I regret to say I wasn’t VIP enough to get in. Luckily, a few of the people who did filled me in.
Trask wrote the score to “Hedwig and the Angry Inch,” and everyone’s been waiting, since 1998, for his next musical.
“This Ain’t No Disco!” is set at Studio 54, and its cast of characters includes Steve Rubell, who with Ian Schrager created the fabled nightclub, and an artist clearly modeled on 54 regular Andy Warhol.
In the workshop staged by Trip Cullman, Michael Esper, who starred in Sting’s “The Last Ship,” captured Rubell’s flamboyance (tinged with sleaziness) to a fare-thee-well, says someone who knew Rubell — so much so, he threatened to upstage everybody else.
But Rubell is a secondary character.

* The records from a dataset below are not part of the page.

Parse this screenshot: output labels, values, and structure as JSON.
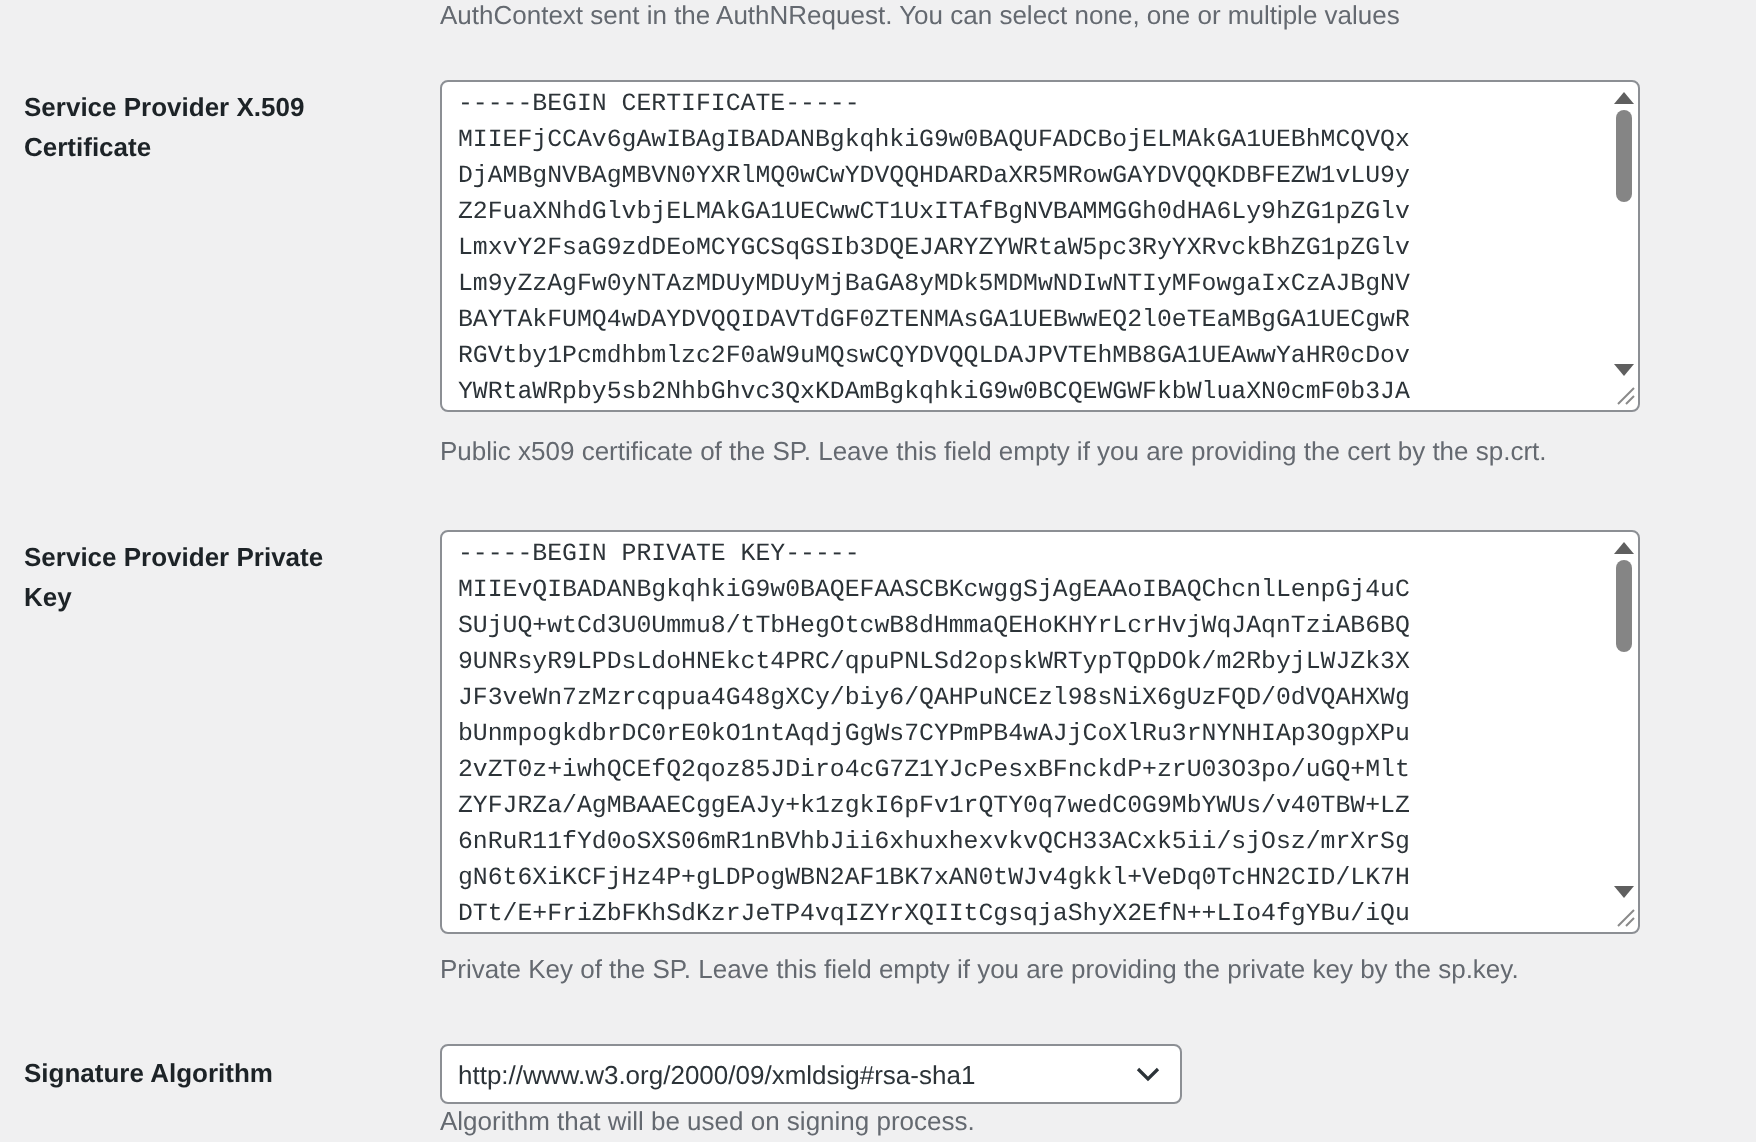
{
  "top_description": "AuthContext sent in the AuthNRequest. You can select none, one or multiple values",
  "fields": [
    {
      "kind": "textarea",
      "label": "Service Provider X.509 Certificate",
      "lines": [
        "-----BEGIN CERTIFICATE-----",
        "MIIEFjCCAv6gAwIBAgIBADANBgkqhkiG9w0BAQUFADCBojELMAkGA1UEBhMCQVQx",
        "DjAMBgNVBAgMBVN0YXRlMQ0wCwYDVQQHDARDaXR5MRowGAYDVQQKDBFEZW1vLU9y",
        "Z2FuaXNhdGlvbjELMAkGA1UECwwCT1UxITAfBgNVBAMMGGh0dHA6Ly9hZG1pZGlv",
        "LmxvY2FsaG9zdDEoMCYGCSqGSIb3DQEJARYZYWRtaW5pc3RyYXRvckBhZG1pZGlv",
        "Lm9yZzAgFw0yNTAzMDUyMDUyMjBaGA8yMDk5MDMwNDIwNTIyMFowgaIxCzAJBgNV",
        "BAYTAkFUMQ4wDAYDVQQIDAVTdGF0ZTENMAsGA1UEBwwEQ2l0eTEaMBgGA1UECgwR",
        "RGVtby1Pcmdhbmlzc2F0aW9uMQswCQYDVQQLDAJPVTEhMB8GA1UEAwwYaHR0cDov",
        "YWRtaWRpby5sb2NhbGhvc3QxKDAmBgkqhkiG9w0BCQEWGWFkbWluaXN0cmF0b3JA"
      ],
      "description": "Public x509 certificate of the SP. Leave this field empty if you are providing the cert by the sp.crt."
    },
    {
      "kind": "textarea",
      "label": "Service Provider Private Key",
      "lines": [
        "-----BEGIN PRIVATE KEY-----",
        "MIIEvQIBADANBgkqhkiG9w0BAQEFAASCBKcwggSjAgEAAoIBAQChcnlLenpGj4uC",
        "SUjUQ+wtCd3U0Ummu8/tTbHegOtcwB8dHmmaQEHoKHYrLcrHvjWqJAqnTziAB6BQ",
        "9UNRsyR9LPDsLdoHNEkct4PRC/qpuPNLSd2opskWRTypTQpDOk/m2RbyjLWJZk3X",
        "JF3veWn7zMzrcqpua4G48gXCy/biy6/QAHPuNCEzl98sNiX6gUzFQD/0dVQAHXWg",
        "bUnmpogkdbrDC0rE0kO1ntAqdjGgWs7CYPmPB4wAJjCoXlRu3rNYNHIAp3OgpXPu",
        "2vZT0z+iwhQCEfQ2qoz85JDiro4cG7Z1YJcPesxBFnckdP+zrU03O3po/uGQ+Mlt",
        "ZYFJRZa/AgMBAAECggEAJy+k1zgkI6pFv1rQTY0q7wedC0G9MbYWUs/v40TBW+LZ",
        "6nRuR11fYd0oSXS06mR1nBVhbJii6xhuxhexvkvQCH33ACxk5ii/sjOsz/mrXrSg",
        "gN6t6XiKCFjHz4P+gLDPogWBN2AF1BK7xAN0tWJv4gkkl+VeDq0TcHN2CID/LK7H",
        "DTt/E+FriZbFKhSdKzrJeTP4vqIZYrXQIItCgsqjaShyX2EfN++LIo4fgYBu/iQu"
      ],
      "description": "Private Key of the SP. Leave this field empty if you are providing the private key by the sp.key."
    },
    {
      "kind": "select",
      "label": "Signature Algorithm",
      "value": "http://www.w3.org/2000/09/xmldsig#rsa-sha1",
      "description": "Algorithm that will be used on signing process."
    }
  ]
}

The script, by “Jersey Boys” co-writer Rick Elice, centers on a cute couple from Queens who get swept up in the world of Studio 54. The girl becomes a pop celeb in the Warhol-like character’s orbit. The boy inherits the family home in Forest Hills, and is torn between the party life and a more traditional one.
Some people were surprised at the amount of country-style music in the show.
Lindsay Mendez and Gideon Glick played the leads, and my sources say they were excellent. (They’re about to star opposite each other on Broadway in “Significant Other.”)
Trask’s music evokes the disco era, though not consistently. Some people were surprised at the amount of country-style music in the show.
“There’s Donna Summer and then some ‘Hee Haw,’ ” a source says, with some exaggeration.
Several big-shot Broadway producers were in the house, including John Hart (“Once”), Jeffrey Richards (“Fiddler on the Roof”) and Tom Hulce (“Spring Awakening”). No one wore a white polyester leisure suit.
“This Ain’t No Disco!” is “promising,” says a source, but still unfocused.
“I wish there were more characters from Studio in it,” one person says. “I wanted to see Truman Capote, Bianca Jagger, Diana Ross.” Who doesn’t? I hear the show will be in development for at least another year.
In the meantime, keep your eye on “The Band’s Visit,” a new musical that begins previews at the Atlantic in November. Based on the 2007 movie, it’s about a police band from Egypt that, through a mix-up at the border, winds up stranded in a small Israeli settlement in the Negev desert.
The score is by David Yazbek (“The Full Monty”) and there’s quiet Broadway money behind it. It might slip onto the Great White Way in the spring.